O’Donnell said that she would leave the Emmy-winning women hosted daytime talk show in June after she and ABC could not agree to a new contract after earning more than $3 million for her season as host. The television station was willing to increase her compensation after helping to boost ratings as she feuded with mogul Donald Trump, attacking Rupert Murdoch and equating “radical Christianity” with “radical Islam.”
“It just didn’t work,” she said last Wednesday on The View.
“That’s show biz. But it’s not sad because I loved it here and I love you guys and I’m not going away.”
During her brief tenure, the comedienne and actress had stirred controversy. Last December, O’Donnell described a drunk appearance by actor Danny DeVito as international news, saying, “You can imagine in China, it’s ching chong… Danny DeVito, ching chong, drunk, The View, ching chong.”
APA groups demanded that ABC and co-executive producer Barbara Walters pressure O’Donnell into apologizing.
She did apologize, admitting she had no idea that “ching chong” was a racist phrase. However, she warned, “I’ll do something like that again probably in the next week – not on purpose – that’s how my brain works.”
She is expected to make guest host appearances on the show next year.
Through mid-April, the show had averaged 3.5 million viewers since the controversial O’Donnell had joined, an increase of 17 percent or a half-million viewers since April 2006, according to Nielsen Media Research.
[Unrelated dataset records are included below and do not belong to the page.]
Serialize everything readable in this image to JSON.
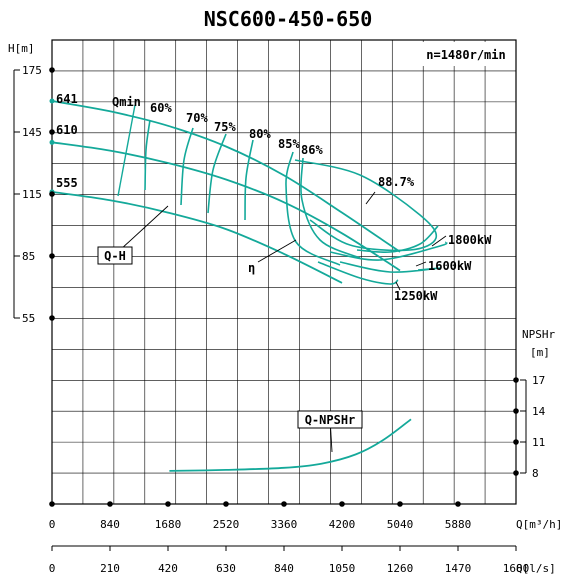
{
  "chart_data": {
    "type": "line",
    "title": "NSC600-450-650",
    "speed_label": "n=1480r/min",
    "x_axis": {
      "unit_label": "Q[m³/h]",
      "ticks": [
        "0",
        "840",
        "1680",
        "2520",
        "3360",
        "4200",
        "5040",
        "5880"
      ],
      "range": [
        0,
        6720
      ]
    },
    "x2_axis": {
      "unit_label": "Q[l/s]",
      "ticks": [
        "0",
        "210",
        "420",
        "630",
        "840",
        "1050",
        "1260",
        "1470",
        "1680"
      ],
      "range": [
        0,
        1680
      ]
    },
    "y_axis": {
      "unit_label": "H[m]",
      "ticks": [
        "175",
        "145",
        "115",
        "85",
        "55"
      ],
      "range": [
        55,
        175
      ]
    },
    "npsh_axis": {
      "unit_label": "NPSHr [m]",
      "ticks": [
        "17",
        "14",
        "11",
        "8"
      ],
      "range": [
        8,
        17
      ]
    },
    "labels": {
      "qh": "Q-H",
      "eta": "η",
      "qmin": "Qmin",
      "npsh": "Q-NPSHr",
      "d641": "641",
      "d610": "610",
      "d555": "555"
    },
    "series": [
      {
        "name": "641",
        "x": [
          0,
          840,
          1680,
          2520,
          3360,
          4200,
          5040
        ],
        "y": [
          160,
          155,
          148,
          138,
          124,
          106,
          87
        ]
      },
      {
        "name": "610",
        "x": [
          0,
          840,
          1680,
          2520,
          3360,
          4200,
          5040
        ],
        "y": [
          140,
          136,
          130,
          122,
          111,
          96,
          78
        ]
      },
      {
        "name": "555",
        "x": [
          0,
          840,
          1680,
          2520,
          3360,
          4200
        ],
        "y": [
          116,
          112,
          106,
          98,
          86,
          72
        ]
      },
      {
        "name": "Q-NPSHr",
        "x": [
          1700,
          2520,
          3360,
          3900,
          4400,
          4800,
          5200
        ],
        "y": [
          8.2,
          8.3,
          8.5,
          8.9,
          9.8,
          11.2,
          13.2
        ]
      }
    ],
    "efficiency_labels": [
      "60%",
      "70%",
      "75%",
      "80%",
      "85%",
      "86%",
      "88.7%"
    ],
    "power_labels": [
      "1800kW",
      "1600kW",
      "1250kW"
    ],
    "colors": {
      "curve": "#14a99a",
      "grid": "#000000",
      "bg": "#ffffff"
    }
  }
}
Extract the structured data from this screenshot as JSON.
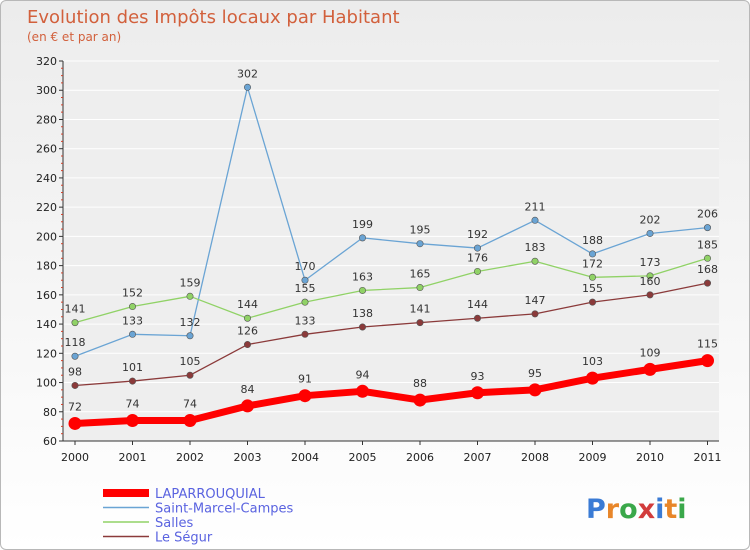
{
  "chart_data": {
    "type": "line",
    "title": "Evolution des Impôts locaux par Habitant",
    "subtitle": "(en € et par an)",
    "xlabel": "",
    "ylabel": "",
    "ylim": [
      60,
      320
    ],
    "yticks": [
      60,
      80,
      100,
      120,
      140,
      160,
      180,
      200,
      220,
      240,
      260,
      280,
      300,
      320
    ],
    "x": [
      "2000",
      "2001",
      "2002",
      "2003",
      "2004",
      "2005",
      "2006",
      "2007",
      "2008",
      "2009",
      "2010",
      "2011"
    ],
    "series": [
      {
        "name": "LAPARROUQUIAL",
        "color": "#ff0000",
        "values": [
          72,
          74,
          74,
          84,
          91,
          94,
          88,
          93,
          95,
          103,
          109,
          115
        ]
      },
      {
        "name": "Saint-Marcel-Campes",
        "color": "#6aa4d4",
        "values": [
          118,
          133,
          132,
          302,
          170,
          199,
          195,
          192,
          211,
          188,
          202,
          206
        ]
      },
      {
        "name": "Salles",
        "color": "#90d266",
        "values": [
          141,
          152,
          159,
          144,
          155,
          163,
          165,
          176,
          183,
          172,
          173,
          185
        ]
      },
      {
        "name": "Le Ségur",
        "color": "#8b3a3a",
        "values": [
          98,
          101,
          105,
          126,
          133,
          138,
          141,
          144,
          147,
          155,
          160,
          168
        ]
      }
    ],
    "legend_position": "bottom-left"
  },
  "logo_text": "Proxiti"
}
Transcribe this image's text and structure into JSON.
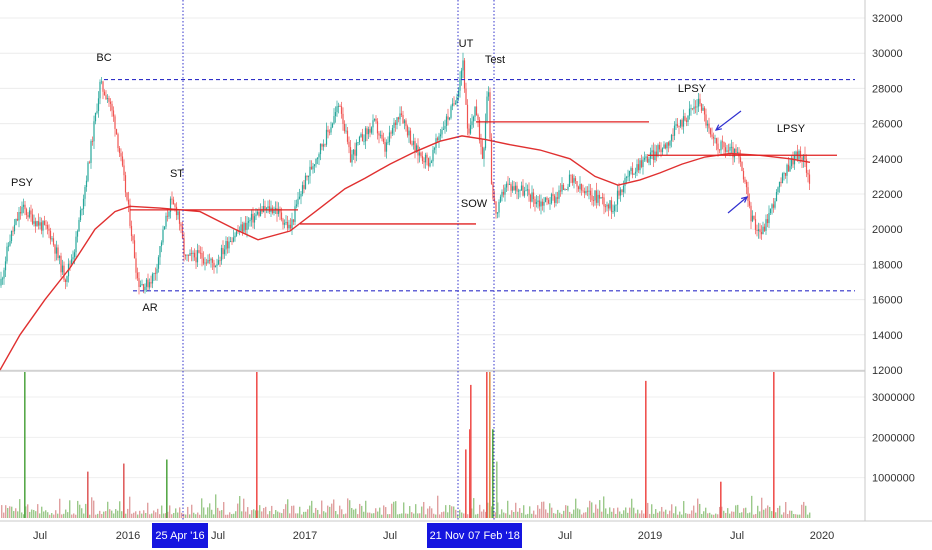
{
  "chart_data": {
    "type": "candlestick",
    "price_axis": {
      "ticks": [
        "32000",
        "30000",
        "28000",
        "26000",
        "24000",
        "22000",
        "20000",
        "18000",
        "16000",
        "14000",
        "12000"
      ],
      "ylim": [
        12000,
        32500
      ]
    },
    "volume_axis": {
      "ticks": [
        "3000000",
        "2000000",
        "1000000"
      ],
      "ylim": [
        0,
        3700000
      ]
    },
    "x_axis": {
      "ticks": [
        "Jul",
        "2016",
        "Jul",
        "2017",
        "Jul",
        "Jul",
        "2019",
        "Jul",
        "2020"
      ]
    },
    "highlight_dates": [
      "25 Apr '16",
      "21 Nov",
      "07 Feb '18"
    ],
    "wyckoff_labels": [
      "PSY",
      "BC",
      "ST",
      "AR",
      "UT",
      "Test",
      "SOW",
      "LPSY",
      "LPSY"
    ],
    "range_levels": {
      "resistance": 28500,
      "support": 16500
    },
    "colors": {
      "up": "#26a69a",
      "down": "#ef5350",
      "ma": "#e03030",
      "level": "#e02020",
      "range": "#3030c8",
      "vline": "#3333cc",
      "datebox": "#1515e0",
      "vol_up": "#9bc98a",
      "vol_down": "#e0a0a0"
    }
  }
}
Ironically, the longtime actress and comedienne was a gay rights advocate who spoke out against intolerance. The show in 2006 had effectively fired its only African American host, Star Jones. The show’s only Asian American, Lisa Ling, left in 2002.
One of O’Donnell’s critics, executive director Margaret Fung of the Asian American Legal Defense and Education Fund of New York, said “We believe that the Disney-ABC Television Group made the right decision in refusing to renew Rosie O’Donnell’s contract on The View.
On March 14, APA groups, including AALDEF, met with ABC’s president of daytime programming and other network executives. They repeated points made in a January letter signed by nineteen community groups to Walt Disney Company President and CEO Roger Iger. He was criticized over O’Donnell’s “lack of sensitivity” and “silence of ABC over this matter.”
The national letter was signed by groups such as the Asian American Federation of New York, Asian American Bar Association of New York, Japanese American Citizens League, Organization of Chinese Americans, YKASEC – Empowering the Korean American Community.
Associated Press contributed to this report.